In 2013, the City of Seattle agreed to reduce sewer overflows to comply with state and federal law. Seattle City Council Resolution 31459 created a city policy to adopt green infrastructure, such as bioretention swales, street trees, rain gardens, cisterns, green roofs, and permeable pavement, to manage stormwater. The resolution set a target for the city to manage 2.7 million m3 (700 million gal) of runoff annually with green stormwater infrastructure by 2025. Now the city has released a plan to start working toward this goal.
New Stormwater Management Strategy for Seattle
In July, Seattle Mayor Ed Murray released a draft of the Green Stormwater Infrastructure Strategy, which outlines plans to accelerate green approaches for preventing stormwater pollution. The draft strategy sets an interim goal of managing 1.5 million m3 (400 million gal) of runoff annually with green stormwater infrastructure by 2020. It also summarizes the progress that has been made, outlines strategies for accelerating adoption of stormwater infrastructure in Seattle, and presents a 2-year work plan, a news release says.
This strategy helps to fulfill the part of the new 2015 National Pollutant Discharge Elimination System (NPDES) permit from the Washington State Department of Ecology that requires the entire state use low impact development as part of its stormwater infrastructure. The state issued a Municipal Stormwater Permit that requires Seattle to review, revise, and update its development-related codes and standards to make low impact development a default approach to site planning and land development, according to the draft Green Stormwater Infrastructure Strategy.
“While natural drainage approaches have been central to our work for nearly 15 years, this strategy guides us in redoubling our efforts to accelerate adoption,” said Ray Hoffman, director of Seattle Public Utilities. “For us, this means building innovative partnerships with sister agencies, community organizations, and project developers, and supporting Seattle residents’ efforts to manage their stormwater onsite.”
Integrated Stormwater Plan Includes Street Cleaning Efforts
The strategy also describes the King County Combined Sewer Overflow (CSO) consent decree and the City of Seattle CSO consent decree. Seattle’s strategy to comply with its consent decree is the 15-year, $600-million Plan to Protect Seattle’s Waterways. Pending approval by the U.S. Environmental Protection Agency, the plan will integrate control of CSOs with pollutant reduction from separated stormwater system discharges and defer lower-priority CSO projects beyond 2025, the draft strategy says.

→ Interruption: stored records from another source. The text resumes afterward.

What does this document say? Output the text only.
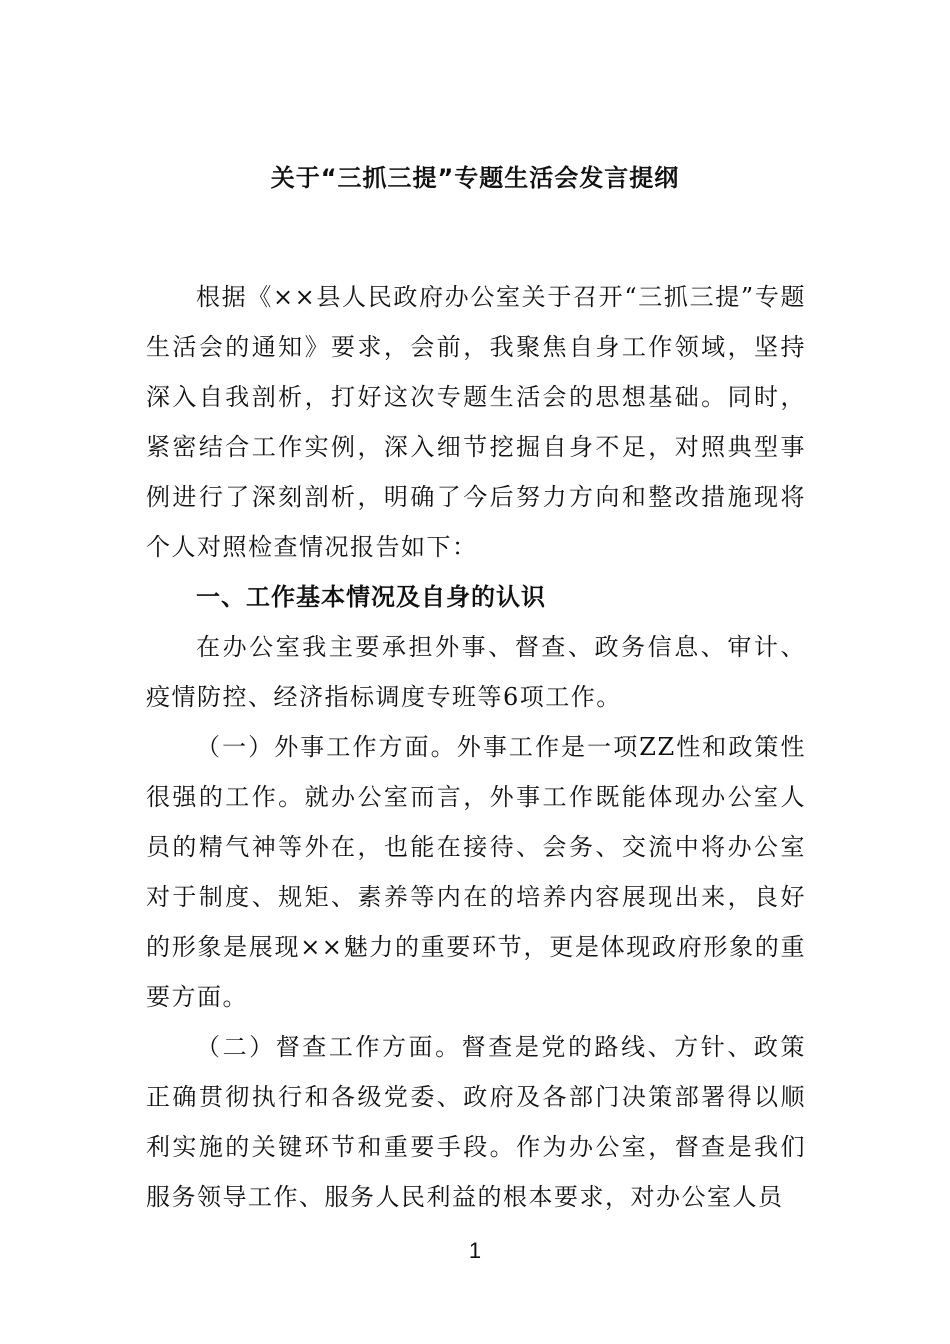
关于“三抓三提”专题生活会发言提纲

根据《××县人民政府办公室关于召开“三抓三提”专题生活会的通知》要求，会前，我聚焦自身工作领域，坚持深入自我剖析，打好这次专题生活会的思想基础。同时，紧密结合工作实例，深入细节挖掘自身不足，对照典型事例进行了深刻剖析，明确了今后努力方向和整改措施现将个人对照检查情况报告如下：

一、工作基本情况及自身的认识

在办公室我主要承担外事、督查、政务信息、审计、疫情防控、经济指标调度专班等6项工作。

（一）外事工作方面。外事工作是一项ZZ性和政策性很强的工作。就办公室而言，外事工作既能体现办公室人员的精气神等外在，也能在接待、会务、交流中将办公室对于制度、规矩、素养等内在的培养内容展现出来，良好的形象是展现××魅力的重要环节，更是体现政府形象的重要方面。

（二）督查工作方面。督查是党的路线、方针、政策正确贯彻执行和各级党委、政府及各部门决策部署得以顺利实施的关键环节和重要手段。作为办公室，督查是我们服务领导工作、服务人民利益的根本要求，对办公室人员

1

Seattle City Council already has approved the plan, which would help prevent millions of gallons of untreated stormwater and wastewater from flowing into local waterways. The plan includes building a 1.1-km (0.7-mi), $374-million CSO storage project and a comprehensive street cleaning effort. The storage facility, a joint project of Seattle and King County, would prevent average annual overflows of about 189,250 m3 (50 million gal) of wastewater and stormwater. The street cleaning, scheduled to begin next year, will increase the miles of lane arterials being cleaned from 16,090 km (10,000 mi) to 32,180 km (20,000 mi), according to a Seattle Public Utilities news release.
“Street cleaning is a cost-effective way to keep neighborhoods clean and enjoyable for children and families across the city,” Mayor Ed Murray said. “Doubling street cleaning will remove tons of street dirt and its attached PCBs [polychlorinated biphenyls] and heavy metals from our streets before they run into our storm sewers. It’s an investment in the health of Seattle residents and the environmental quality of our lakes and Puget Sound.”
The goal is to remove at least 127 Mg (140 tons) of pollutants per year — about 410 dump-truck loads — from city streets before they wash into waterways. Since 2011, Seattle has been increasing its street-cleaning efforts and measuring the effects, the news release says. Seattle Public Utilities and the Seattle Department of Transportation have determined the program is a cost-effective way to capture such pollutants as copper, zinc, phosphorus, PCBs, and carcinogenic hydrocarbons before they run off into storm sewers. The program tracks cleaning activities by the minute to help manage routes and schedules and measure street dirt pickup rates, the news release says.
While streets only account for 16% of Seattle’s surface area, they contribute to more than 40% of the pollution load in stormwater runoff. Street cleaning already is proving beneficial. In 2014, the program removed 18 kg (40 lb) of copper, 36 kg (80 lb) of zinc, 77 kg (170 lb) of phosphorus, and 27 Mg (130 ton) of fine particulate matter, the news release says. During the past 4 years, street cleaning has intercepted one and a half times the amount of pollutants removed by all other water quality treatment facilities maintained by Seattle Public Utilities while costing four- to ten-times less than typical treatment technologies, the news release says.